Im Rahmen des so genannten «Libor-Skandals», bei dem Manipulationen des Referenzzinssatzes LIBOR sowie weiterer Zinssätze – nämlich EURIBOR und japanischer TIBOR – im Interbankengeschäft bekannt wurden, stimmte die UBS im Dezember 2012 einer Vergleichszahlung von rund 1,4 Mrd. Schweizer Franken an US-amerikanische, britische und Schweizer Behörden zu. Ausserdem räumte UBS Securities Japan in einem Anklagepunkt den Betrug durch Manipulation von Referenzzinssätzen ein.[85] Da die UBS in einem Strafverfahren des EU-Kommissars für Wettbewerb gegen das Libor-Kartell als eine von zwei Kronzeuginnen aufgetreten war, verzichtete die EU-Kommission im Dezember 2013 auf eine Geldbusse der Bank von 2,5 Milliarden Euro. Sechs andere Banken zahlten Bussen in Höhe von insgesamt 1,7 Milliarden Euro.[86][87]

Laufende Ermittlungen in Frankreich seit 2011Bearbeiten

Nach einer ersten Voruntersuchung im März 2011 leitete die Pariser Staatsanwaltschaft im April 2012 Ermittlungen zu UBS-Geschäftsaktivitäten in Frankreich wegen des Verdachts auf Geldwäscherei und Beihilfe zur Steuerhinterziehung ein.[88] Auslöser waren anonym an französische Behörden übermittelte Unterlagen gewesen, die auf die Existenz von nicht-deklarierten UBS-Konten französischer Kunden in der Schweiz und auf parallele Bankaufzeichnungen für die Jahre von 2002 bis 2007 hingewiesen haben sollen.[89]

Im Juli 2012 fanden Hausdurchsuchungen in der UBS-Niederlassung in Bordeaux und bei UBS-Managern in Strassburg statt.[88] Einige Monate später, im Oktober 2012, erklärte Jean-Frédéric de Leusse, Chef von UBS Frankreich, bei internen Untersuchungen der Bank seien keine betrügerischen Machenschaften festgestellt worden.[89]

Wegen des Vorwurfs des illegalen Anwerbens von Kunden sowie der Geldwäscherei und der Hehlerei wurden formelle Ermittlungsverfahren zunächst gegen Patrick de Fayet, der in den Jahren 2008 und 2009 die Position des UBS-Generaldirektors in Frankreich innehatte, sowie einen ehemaligen UBS-Leiter in Lille, und einige leitende UBS-Angestellte in Strassburg aufgenommen,[89][90] und ab Ende Mai 2013 wegen des Verdachts auf Vertuschung von Steuerhinterziehung auch gegen die UBS Frankreich. Als «Zeugin mit Rechtsbeistand» bekam die Bank einen Status als Beschuldigte und Zeugin gleichzeitig.[91]
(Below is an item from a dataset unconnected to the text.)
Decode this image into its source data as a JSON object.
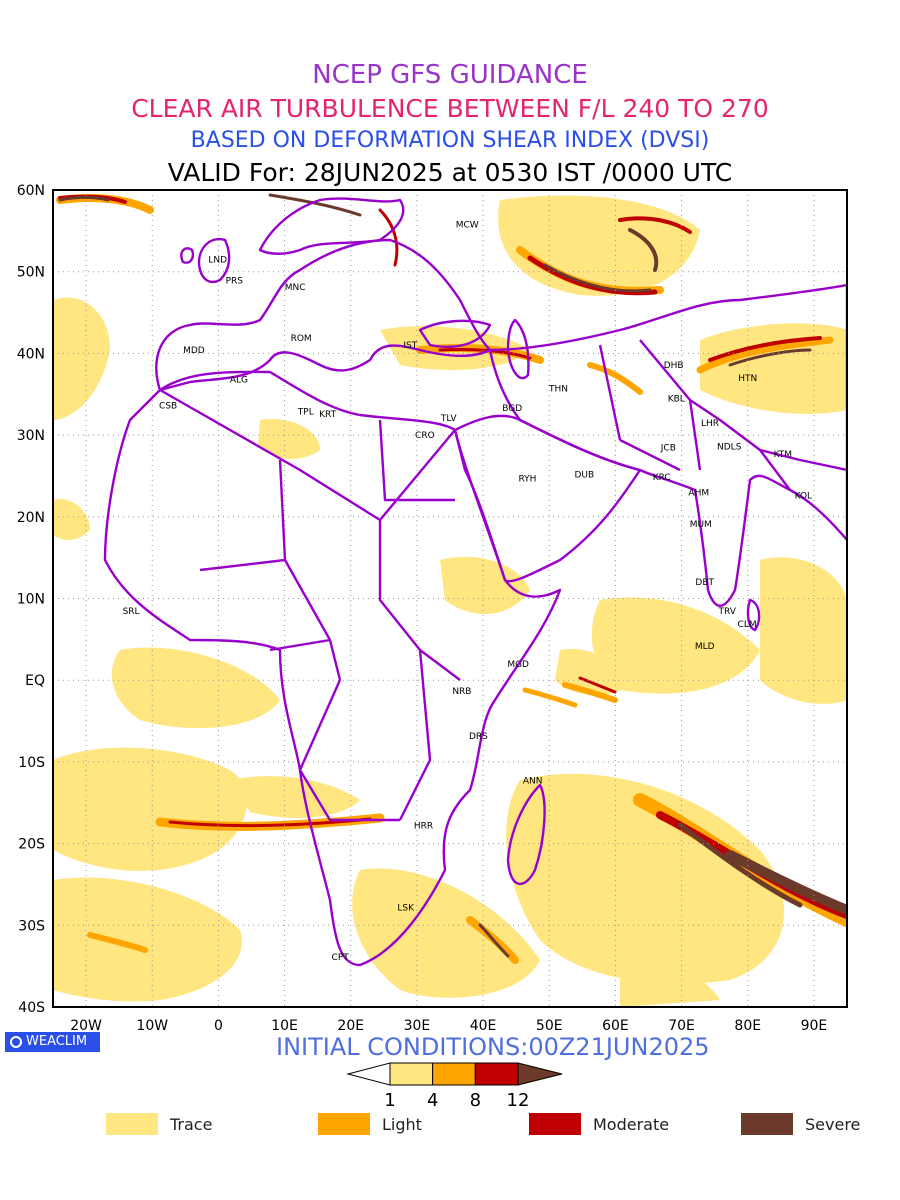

Im Juni 2013 wurden die Ermittlungsverfahren auf die Schweizer UBS ausgeweitet. Die französische Staatsanwaltschaft verdächtigte die Bank, an gesetzeswidrigen Vertriebspraktiken in Frankreich beteiligt gewesen zu sein.[92][93]

Während der noch anhängigen Rechtsverfahren erhob im Februar 2014 eine ehemalige Marketingchefin von UBS Frankreich in einem Buch den Vorwurf, die Bank habe aktiv an Steuerhinterziehung für Kunden mitgewirkt. UBS bestritt ihre Darstellungen.[94][95][96]

Ermittlungsverfahren in DeutschlandBearbeiten

Im Jahr 2012 hatte eine vom Bundesland Nordrhein-Westfalen angekaufte Daten-CD Ermittlungen gegen die UBS wegen Beihilfe zur Steuerhinterziehung ausgelöst, wobei deutsche Kunden bei der Bank bis zu 20 Milliarden Schweizer Franken unversteuert angelegt haben sollen. Am 24. Februar 2014 berichtete die Süddeutsche Zeitung, dass die UBS zur Zahlung einer Vergleichssumme von 200 Millionen Euro bereit sei.[97][98] The Guardian nannte in einem Artikel vom September 2016 eine Summe von 300 Millionen Euro.[99]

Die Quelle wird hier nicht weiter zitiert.